Or un tel affaiblissement moral, qui pousse, soit dit en passant, plus qu’aucune autre cause à la dissémination de la propriété territoriale, tend à paralyser dès à présent les essais de réforme dans le métayage. Le meilleur remède, on le trouvera dans une extension systématique et dans une activité soutenue de la vie publique, dont le propre est de seconder l’essor de nos facultés supérieures. L’esprit a besoin de grand jour ; en élargissant les perspectives devant l’individu, la vie publique crée des stimulans d’une incomparable énergie. On doit souhaiter encore, dans la même intention, de voir réduire ce que j’appellerai le domaine de la faveur, ou, si l’on veut, la croyance si généralement répandue aujourd’hui que la faveur décide le plus souvent du succès : allusion, non aux fonctions publiques seulement, mais aux avantages de toute nature que le gouvernement tient dans sa main, et qu’il a mission de répartir entre les localités et les individus.
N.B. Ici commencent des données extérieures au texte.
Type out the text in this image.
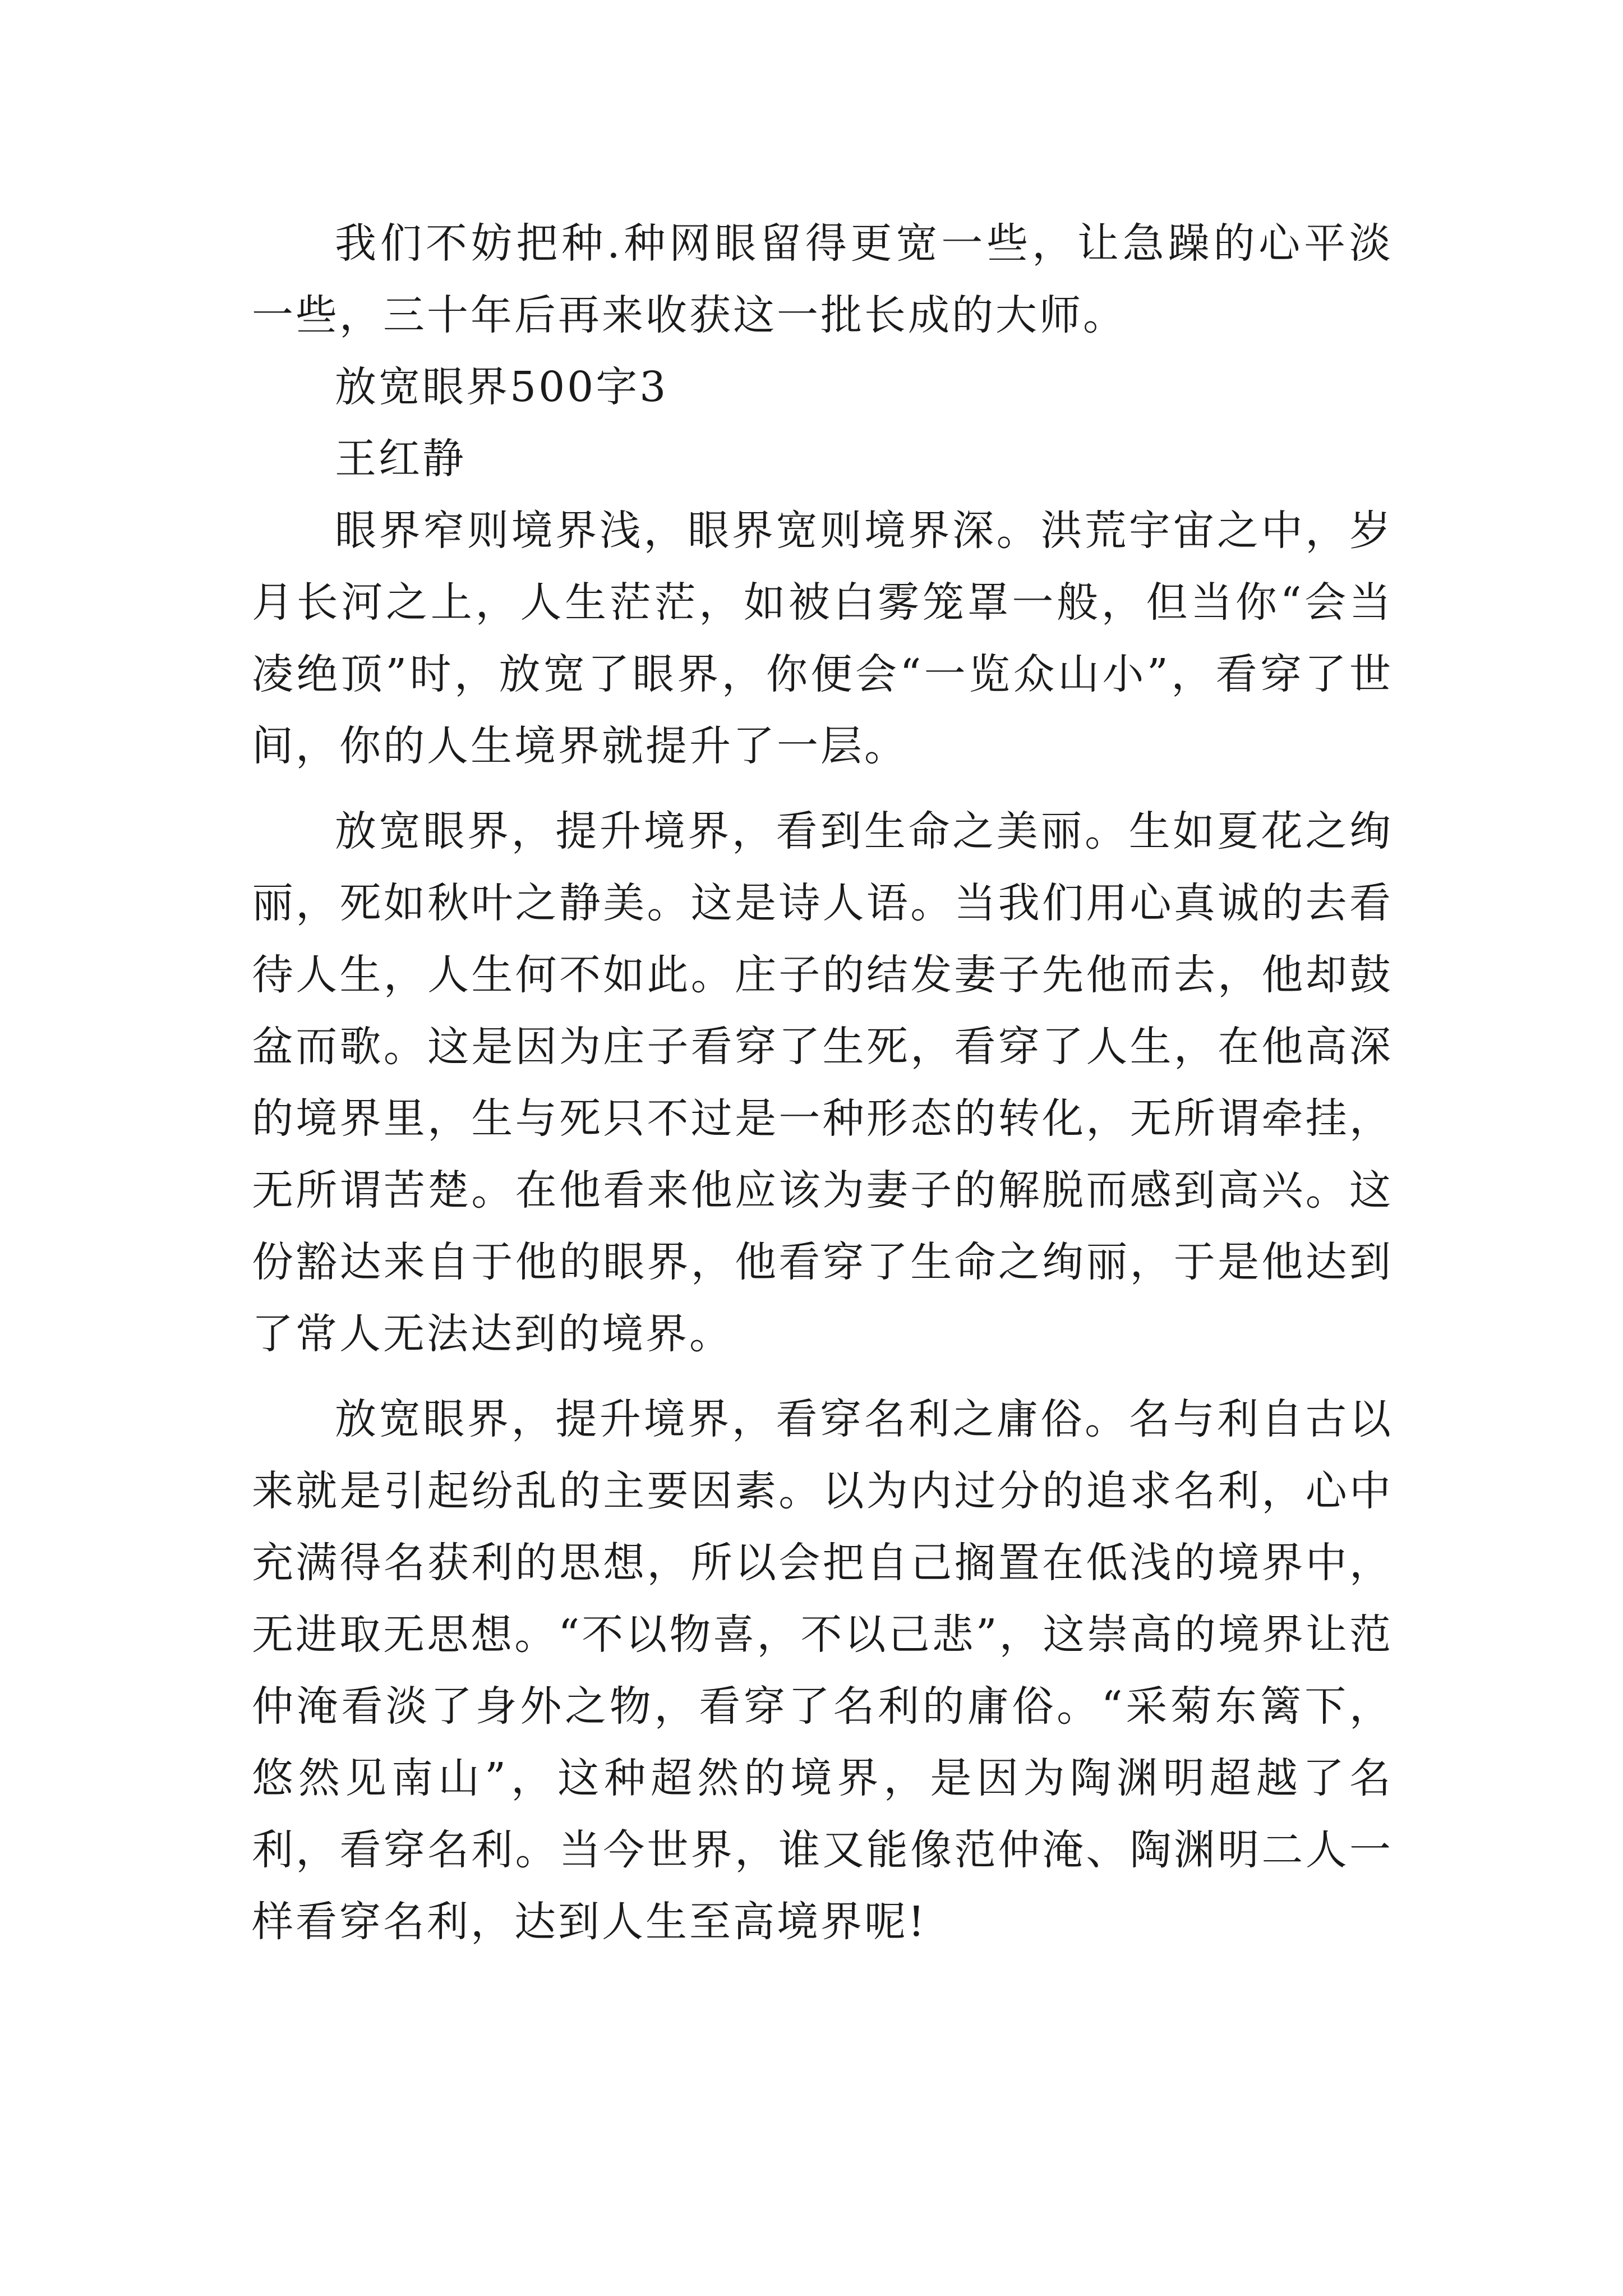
我们不妨把种.种网眼留得更宽一些，让急躁的心平淡一些，三十年后再来收获这一批长成的大师。

放宽眼界500字3

王红静

眼界窄则境界浅，眼界宽则境界深。洪荒宇宙之中，岁月长河之上，人生茫茫，如被白雾笼罩一般，但当你“会当凌绝顶”时，放宽了眼界，你便会“一览众山小”，看穿了世间，你的人生境界就提升了一层。

放宽眼界，提升境界，看到生命之美丽。生如夏花之绚丽，死如秋叶之静美。这是诗人语。当我们用心真诚的去看待人生，人生何不如此。庄子的结发妻子先他而去，他却鼓盆而歌。这是因为庄子看穿了生死，看穿了人生，在他高深的境界里，生与死只不过是一种形态的转化，无所谓牵挂，无所谓苦楚。在他看来他应该为妻子的解脱而感到高兴。这份豁达来自于他的眼界，他看穿了生命之绚丽，于是他达到了常人无法达到的境界。

放宽眼界，提升境界，看穿名利之庸俗。名与利自古以来就是引起纷乱的主要因素。以为内过分的追求名利，心中充满得名获利的思想，所以会把自己搁置在低浅的境界中，无进取无思想。“不以物喜，不以己悲”，这崇高的境界让范仲淹看淡了身外之物，看穿了名利的庸俗。“采菊东篱下，悠然见南山”，这种超然的境界，是因为陶渊明超越了名利，看穿名利。当今世界，谁又能像范仲淹、陶渊明二人一样看穿名利，达到人生至高境界呢!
Qu’il soit difficile d’imaginer une influence plus énervante qu’une pareille opinion, personne n’en saurait disconvenir. Il n’y a d’autre moyen de la combattre que de restreindre les applications du pouvoir purement gracieux en établissant le plus possible des règles fixes et des conditions générales.

Dès qu’il est surabondamment démontré que l’active intervention du propriétaire est indispensable pour la réforme du métayage, il devient manifeste à tous les yeux que la question touche à ce germe intime et fécond que forment au dedans de nous l’amour du travail, le goût de l’étude, l’esprit d’entreprise. Or c’est l’espérance du succès que peuvent conquérir le mérite et le courage qui provoque et vivifie les efforts. Il reste ensuite aux chefs de famille a compléter l’œuvre par une éducation qui ne puisse laisser le droit à leurs fils de répéter plus tard ce mot amer de Montaigne : « on nous apprend à vivre quand la vie est passée. »


A. AUDIGANNE.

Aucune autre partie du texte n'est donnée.